2 “The teachers of the law and the Pharisees sit in Moses’ seat.
3 So you must be careful to do everything they tell you. But do not do what they do, for they do not practice what they preach.
4 They tie up heavy, cumbersome loads and put them on other people’s shoulders, but they themselves are not willing to lift a finger to move them.
Or arguably not. You’ll find plenty of people on the internet arguing that comparing stuff to camels and needles was perfectly normal at the time.
See here for an example:
http://www.biblicalhebrew.com/nt/camelneedle.htm
There does appear to some support for the argument that a camel or some other large animal was used as a metaphor for something very large and a needle’s eye as a metaphor for a very small space.

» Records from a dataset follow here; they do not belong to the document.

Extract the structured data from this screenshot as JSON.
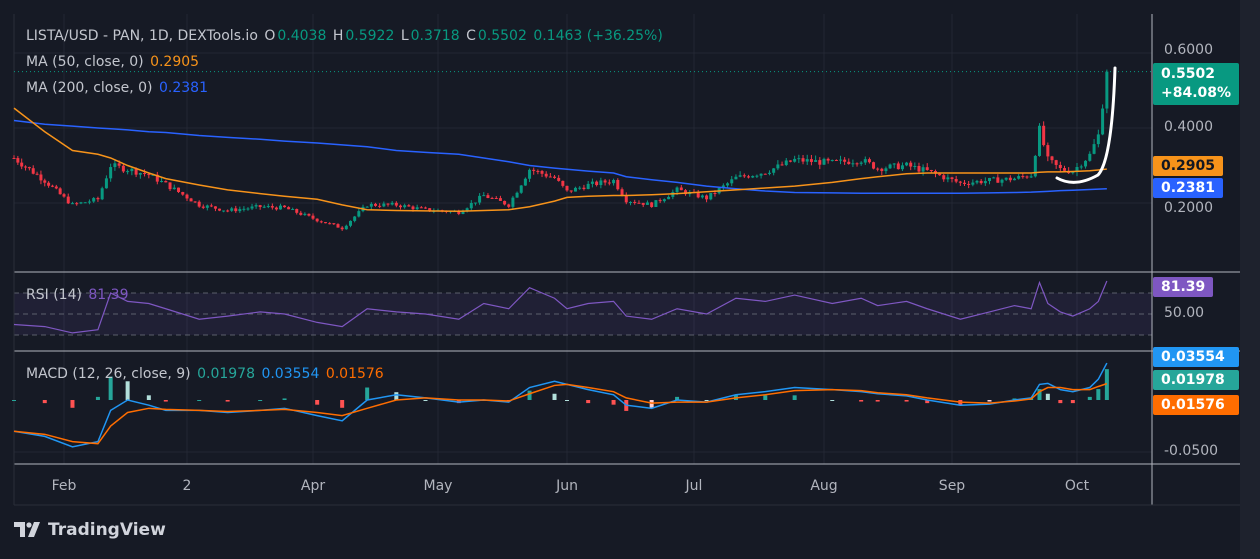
{
  "header": {
    "symbol": "LISTA/USD - PAN, 1D, DEXTools.io",
    "o_label": "O",
    "o": "0.4038",
    "h_label": "H",
    "h": "0.5922",
    "l_label": "L",
    "l": "0.3718",
    "c_label": "C",
    "c": "0.5502",
    "change": "0.1463 (+36.25%)"
  },
  "ma50": {
    "label": "MA (50, close, 0)",
    "value": "0.2905",
    "color": "#f7931a"
  },
  "ma200": {
    "label": "MA (200, close, 0)",
    "value": "0.2381",
    "color": "#2962ff"
  },
  "rsi": {
    "label": "RSI (14)",
    "value": "81.39",
    "color": "#7e57c2"
  },
  "macd": {
    "label": "MACD (12, 26, close, 9)",
    "hist": "0.01978",
    "macd": "0.03554",
    "signal": "0.01576"
  },
  "price_tag": {
    "value": "0.5502",
    "change": "+84.08%",
    "color": "#089981"
  },
  "price_axis": [
    "0.6000",
    "0.4000",
    "0.2000"
  ],
  "rsi_axis": "50.00",
  "macd_axis": "-0.0500",
  "time_axis": [
    "Feb",
    "2",
    "Apr",
    "May",
    "Jun",
    "Jul",
    "Aug",
    "Sep",
    "Oct"
  ],
  "brand": "TradingView",
  "chart_data": {
    "type": "candlestick",
    "dates": [
      "2024-01-19",
      "2024-01-27",
      "2024-02-03",
      "2024-02-09",
      "2024-02-12",
      "2024-02-16",
      "2024-02-21",
      "2024-02-25",
      "2024-03-04",
      "2024-03-11",
      "2024-03-19",
      "2024-03-25",
      "2024-04-02",
      "2024-04-08",
      "2024-04-14",
      "2024-04-21",
      "2024-04-28",
      "2024-05-06",
      "2024-05-12",
      "2024-05-18",
      "2024-05-23",
      "2024-05-29",
      "2024-06-01",
      "2024-06-06",
      "2024-06-12",
      "2024-06-15",
      "2024-06-21",
      "2024-06-27",
      "2024-07-04",
      "2024-07-11",
      "2024-07-18",
      "2024-07-25",
      "2024-08-03",
      "2024-08-10",
      "2024-08-14",
      "2024-08-21",
      "2024-08-26",
      "2024-09-03",
      "2024-09-10",
      "2024-09-16",
      "2024-09-20",
      "2024-09-22",
      "2024-09-24",
      "2024-09-27",
      "2024-09-30",
      "2024-10-04",
      "2024-10-06",
      "2024-10-08"
    ],
    "close": [
      0.32,
      0.26,
      0.195,
      0.21,
      0.3,
      0.29,
      0.275,
      0.25,
      0.195,
      0.18,
      0.19,
      0.187,
      0.155,
      0.133,
      0.195,
      0.195,
      0.182,
      0.176,
      0.22,
      0.195,
      0.29,
      0.267,
      0.23,
      0.248,
      0.26,
      0.208,
      0.195,
      0.235,
      0.213,
      0.267,
      0.283,
      0.315,
      0.307,
      0.315,
      0.293,
      0.3,
      0.285,
      0.253,
      0.26,
      0.265,
      0.275,
      0.395,
      0.315,
      0.29,
      0.285,
      0.328,
      0.38,
      0.5502
    ],
    "ma50": [
      0.453,
      0.39,
      0.34,
      0.33,
      0.32,
      0.3,
      0.28,
      0.265,
      0.248,
      0.235,
      0.225,
      0.218,
      0.21,
      0.195,
      0.182,
      0.18,
      0.179,
      0.178,
      0.18,
      0.182,
      0.19,
      0.205,
      0.215,
      0.218,
      0.22,
      0.22,
      0.222,
      0.225,
      0.23,
      0.235,
      0.24,
      0.245,
      0.255,
      0.265,
      0.27,
      0.278,
      0.28,
      0.28,
      0.28,
      0.28,
      0.28,
      0.282,
      0.283,
      0.283,
      0.284,
      0.286,
      0.288,
      0.2905
    ],
    "ma200": [
      0.42,
      0.41,
      0.405,
      0.4,
      0.398,
      0.395,
      0.39,
      0.388,
      0.38,
      0.375,
      0.37,
      0.365,
      0.36,
      0.355,
      0.35,
      0.34,
      0.335,
      0.33,
      0.32,
      0.31,
      0.3,
      0.293,
      0.29,
      0.285,
      0.28,
      0.27,
      0.262,
      0.255,
      0.245,
      0.238,
      0.232,
      0.228,
      0.227,
      0.226,
      0.226,
      0.226,
      0.226,
      0.226,
      0.227,
      0.228,
      0.229,
      0.23,
      0.231,
      0.233,
      0.234,
      0.236,
      0.237,
      0.2381
    ],
    "rsi": [
      40,
      38,
      32,
      35,
      70,
      62,
      60,
      55,
      45,
      48,
      52,
      50,
      42,
      38,
      55,
      52,
      50,
      45,
      60,
      55,
      75,
      65,
      55,
      60,
      62,
      48,
      45,
      55,
      50,
      65,
      62,
      68,
      60,
      65,
      58,
      62,
      55,
      45,
      52,
      58,
      55,
      80,
      60,
      52,
      48,
      55,
      62,
      81.39
    ],
    "rsi_levels": [
      70,
      50,
      30
    ],
    "macd_line": [
      -0.03,
      -0.035,
      -0.045,
      -0.04,
      -0.01,
      0.0,
      -0.005,
      -0.01,
      -0.01,
      -0.012,
      -0.01,
      -0.008,
      -0.015,
      -0.02,
      0.0,
      0.005,
      0.002,
      -0.002,
      0.0,
      -0.002,
      0.012,
      0.018,
      0.015,
      0.01,
      0.005,
      -0.005,
      -0.008,
      0.0,
      -0.002,
      0.005,
      0.008,
      0.012,
      0.01,
      0.008,
      0.006,
      0.004,
      0.0,
      -0.005,
      -0.004,
      0.0,
      0.002,
      0.015,
      0.016,
      0.01,
      0.008,
      0.012,
      0.02,
      0.03554
    ],
    "signal_line": [
      -0.03,
      -0.033,
      -0.04,
      -0.042,
      -0.025,
      -0.012,
      -0.008,
      -0.009,
      -0.01,
      -0.011,
      -0.01,
      -0.009,
      -0.012,
      -0.015,
      -0.008,
      0.0,
      0.002,
      0.0,
      0.0,
      -0.001,
      0.006,
      0.014,
      0.015,
      0.012,
      0.008,
      0.002,
      -0.003,
      -0.002,
      -0.002,
      0.002,
      0.005,
      0.009,
      0.01,
      0.009,
      0.007,
      0.005,
      0.002,
      -0.002,
      -0.003,
      -0.001,
      0.001,
      0.008,
      0.012,
      0.012,
      0.01,
      0.01,
      0.013,
      0.01576
    ],
    "up_color": "#089981",
    "down_color": "#f23645"
  }
}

If that argument is correct he’d have been referencing an allegory/metaphor wellknown to his audience or at least the religiously studied part of it.
Things that are perfectly well understood to those in the know at the time can be completely incomprehensible to later generations.

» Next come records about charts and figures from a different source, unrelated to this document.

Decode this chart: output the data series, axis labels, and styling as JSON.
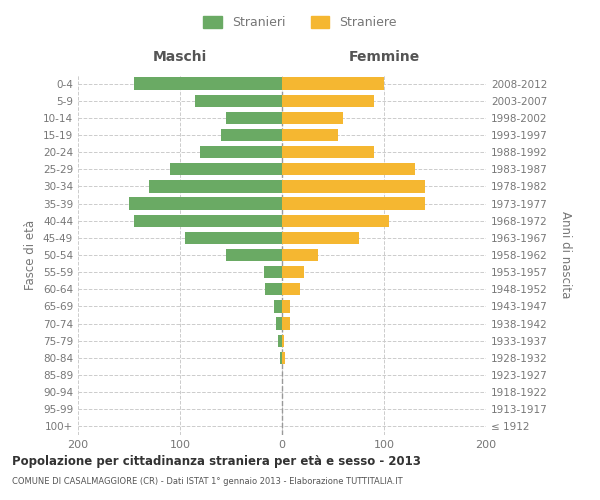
{
  "age_groups": [
    "100+",
    "95-99",
    "90-94",
    "85-89",
    "80-84",
    "75-79",
    "70-74",
    "65-69",
    "60-64",
    "55-59",
    "50-54",
    "45-49",
    "40-44",
    "35-39",
    "30-34",
    "25-29",
    "20-24",
    "15-19",
    "10-14",
    "5-9",
    "0-4"
  ],
  "birth_years": [
    "≤ 1912",
    "1913-1917",
    "1918-1922",
    "1923-1927",
    "1928-1932",
    "1933-1937",
    "1938-1942",
    "1943-1947",
    "1948-1952",
    "1953-1957",
    "1958-1962",
    "1963-1967",
    "1968-1972",
    "1973-1977",
    "1978-1982",
    "1983-1987",
    "1988-1992",
    "1993-1997",
    "1998-2002",
    "2003-2007",
    "2008-2012"
  ],
  "maschi": [
    0,
    0,
    0,
    0,
    2,
    4,
    6,
    8,
    17,
    18,
    55,
    95,
    145,
    150,
    130,
    110,
    80,
    60,
    55,
    85,
    145
  ],
  "femmine": [
    0,
    0,
    0,
    0,
    3,
    2,
    8,
    8,
    18,
    22,
    35,
    75,
    105,
    140,
    140,
    130,
    90,
    55,
    60,
    90,
    100
  ],
  "color_maschi": "#6aaa64",
  "color_femmine": "#f5b731",
  "xlim": 200,
  "title": "Popolazione per cittadinanza straniera per età e sesso - 2013",
  "subtitle": "COMUNE DI CASALMAGGIORE (CR) - Dati ISTAT 1° gennaio 2013 - Elaborazione TUTTITALIA.IT",
  "ylabel_left": "Fasce di età",
  "ylabel_right": "Anni di nascita",
  "header_left": "Maschi",
  "header_right": "Femmine",
  "legend_maschi": "Stranieri",
  "legend_femmine": "Straniere",
  "bg_color": "#ffffff",
  "grid_color": "#cccccc",
  "label_color": "#777777"
}
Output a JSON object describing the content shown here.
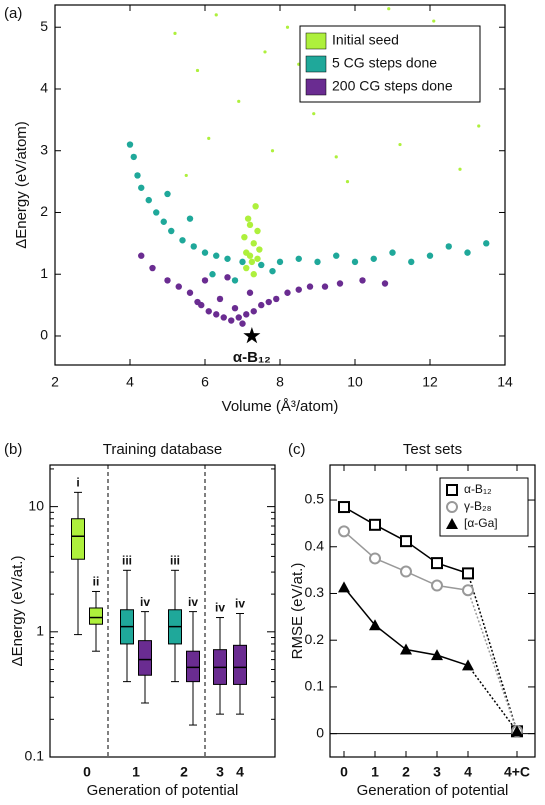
{
  "chart_data": [
    {
      "type": "scatter",
      "panel": "(a)",
      "xlabel": "Volume (Å³/atom)",
      "ylabel": "ΔEnergy (eV/atom)",
      "xlim": [
        2,
        14
      ],
      "ylim": [
        -0.47,
        5.36
      ],
      "xticks": [
        2,
        4,
        6,
        8,
        10,
        12,
        14
      ],
      "yticks": [
        0,
        1,
        2,
        3,
        4,
        5
      ],
      "legend": "upper right",
      "series": [
        {
          "name": "Initial seed",
          "color": "#aef03c",
          "x": [
            7.1,
            7.2,
            7.3,
            7.4,
            7.15,
            7.35,
            7.25,
            7.05,
            7.45,
            7.2,
            7.3,
            7.1,
            7.4,
            5.2,
            5.8,
            6.3,
            6.9,
            7.6,
            8.2,
            8.9,
            9.5,
            10.4,
            11.2,
            12.1,
            12.8,
            13.3,
            6.1,
            8.5,
            10.9,
            9.8,
            11.8,
            7.8,
            5.5
          ],
          "values": [
            1.1,
            1.3,
            1.5,
            1.7,
            1.9,
            2.1,
            1.2,
            1.6,
            1.4,
            1.8,
            1.0,
            1.35,
            1.25,
            4.9,
            4.3,
            5.2,
            3.8,
            4.6,
            5.0,
            3.6,
            2.9,
            4.1,
            3.1,
            5.1,
            2.7,
            3.4,
            3.2,
            4.4,
            5.3,
            2.5,
            4.7,
            3.0,
            2.6
          ]
        },
        {
          "name": "5 CG steps done",
          "color": "#1fa89a",
          "x": [
            4.0,
            4.1,
            4.2,
            4.3,
            4.5,
            4.7,
            4.9,
            5.1,
            5.4,
            5.7,
            6.0,
            6.3,
            6.6,
            7.0,
            7.5,
            8.0,
            8.5,
            9.0,
            9.5,
            10.0,
            10.5,
            11.0,
            11.5,
            12.0,
            12.5,
            13.0,
            13.5,
            6.2,
            6.8,
            7.8,
            5.0,
            5.6
          ],
          "values": [
            3.1,
            2.9,
            2.6,
            2.4,
            2.2,
            2.0,
            1.85,
            1.7,
            1.55,
            1.45,
            1.35,
            1.3,
            1.25,
            1.2,
            1.15,
            1.2,
            1.25,
            1.2,
            1.3,
            1.2,
            1.25,
            1.35,
            1.2,
            1.3,
            1.45,
            1.35,
            1.5,
            1.0,
            0.9,
            1.05,
            2.3,
            1.9
          ]
        },
        {
          "name": "200 CG steps done",
          "color": "#6a2c91",
          "x": [
            4.3,
            4.6,
            5.0,
            5.3,
            5.6,
            5.9,
            6.1,
            6.3,
            6.5,
            6.7,
            6.9,
            7.1,
            7.3,
            7.5,
            7.7,
            7.9,
            8.2,
            8.5,
            8.8,
            9.2,
            9.6,
            10.2,
            10.8,
            6.0,
            6.4,
            6.8,
            7.2,
            6.6,
            7.0,
            5.8
          ],
          "values": [
            1.3,
            1.1,
            0.9,
            0.8,
            0.7,
            0.5,
            0.4,
            0.35,
            0.3,
            0.25,
            0.3,
            0.35,
            0.4,
            0.5,
            0.55,
            0.6,
            0.7,
            0.75,
            0.8,
            0.8,
            0.85,
            0.9,
            0.85,
            0.9,
            0.6,
            0.45,
            0.7,
            0.95,
            0.2,
            0.55
          ]
        }
      ],
      "annotations": [
        {
          "text": "α-B₁₂",
          "x": 7.25,
          "y": 0
        }
      ]
    },
    {
      "type": "box",
      "panel": "(b)",
      "title": "Training database",
      "xlabel": "Generation of potential",
      "ylabel": "ΔEnergy (eV/at.)",
      "log_y": true,
      "ylim": [
        0.1,
        21.5
      ],
      "yticks": [
        0.1,
        1,
        10
      ],
      "groups": [
        {
          "category": "0",
          "boxes": [
            {
              "label": "i",
              "color": "#aef03c",
              "whisker_low": 0.95,
              "q1": 3.8,
              "median": 5.8,
              "q3": 8,
              "whisker_high": 13
            },
            {
              "label": "ii",
              "color": "#aef03c",
              "whisker_low": 0.7,
              "q1": 1.15,
              "median": 1.3,
              "q3": 1.55,
              "whisker_high": 2.1
            }
          ]
        },
        {
          "category": "1",
          "boxes": [
            {
              "label": "iii",
              "color": "#1fa89a",
              "whisker_low": 0.4,
              "q1": 0.8,
              "median": 1.1,
              "q3": 1.5,
              "whisker_high": 3.1
            },
            {
              "label": "iv",
              "color": "#6a2c91",
              "whisker_low": 0.27,
              "q1": 0.45,
              "median": 0.6,
              "q3": 0.85,
              "whisker_high": 1.45
            }
          ]
        },
        {
          "category": "2",
          "boxes": [
            {
              "label": "iii",
              "color": "#1fa89a",
              "whisker_low": 0.4,
              "q1": 0.8,
              "median": 1.1,
              "q3": 1.5,
              "whisker_high": 3.1
            },
            {
              "label": "iv",
              "color": "#6a2c91",
              "whisker_low": 0.18,
              "q1": 0.4,
              "median": 0.52,
              "q3": 0.7,
              "whisker_high": 1.45
            }
          ]
        },
        {
          "category": "3",
          "boxes": [
            {
              "label": "iv",
              "color": "#6a2c91",
              "whisker_low": 0.22,
              "q1": 0.38,
              "median": 0.52,
              "q3": 0.72,
              "whisker_high": 1.3
            }
          ]
        },
        {
          "category": "4",
          "boxes": [
            {
              "label": "iv",
              "color": "#6a2c91",
              "whisker_low": 0.22,
              "q1": 0.38,
              "median": 0.52,
              "q3": 0.78,
              "whisker_high": 1.4
            }
          ]
        }
      ]
    },
    {
      "type": "line",
      "panel": "(c)",
      "title": "Test sets",
      "xlabel": "Generation of potential",
      "ylabel": "RMSE (eV/at.)",
      "categories": [
        "0",
        "1",
        "2",
        "3",
        "4",
        "4+C"
      ],
      "ylim": [
        -0.05,
        0.575
      ],
      "yticks": [
        0,
        0.1,
        0.2,
        0.3,
        0.4,
        0.5
      ],
      "legend": "upper right",
      "series": [
        {
          "name": "α-B₁₂",
          "color": "#000000",
          "marker": "square",
          "values": [
            0.485,
            0.447,
            0.412,
            0.365,
            0.343,
            0.005
          ]
        },
        {
          "name": "γ-B₂₈",
          "color": "#999999",
          "marker": "circle",
          "values": [
            0.433,
            0.375,
            0.347,
            0.317,
            0.307,
            0.005
          ]
        },
        {
          "name": "[α-Ga]",
          "color": "#000000",
          "marker": "triangle",
          "values": [
            0.313,
            0.232,
            0.18,
            0.168,
            0.146,
            0.005
          ]
        }
      ]
    }
  ]
}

Darmok and Jalad at Tanagra indeed.
(see, that reference will mystify anyone not familiar with ST:NG).
It definitely makes sense either way, with the meaning unchanged, as long as one is aware of what the eye of the needle is and what a camel is. There is something more elegant and direct about it refering to a rope as there is direct relationship between a rope and a thread and the visualization of this would be more immediate. It wasn’t until today that I was even aware that there were serious discussions about the origin of this.
“…easier for a rich man to enter the Kingdom of Heaven than it is for the Sunday Times to fit through a standard letter box.”
Yup. Still works.
It is isn’t it.
I didn’t know anything about it either until Tamsin_Bailey posted it.
It’s very cool. In a “I like to party. And by party, I mean engage in biblical hermeneutics” sort of way.
Yes, just much less accessible to the common person. I adore Garfunkel and Oates!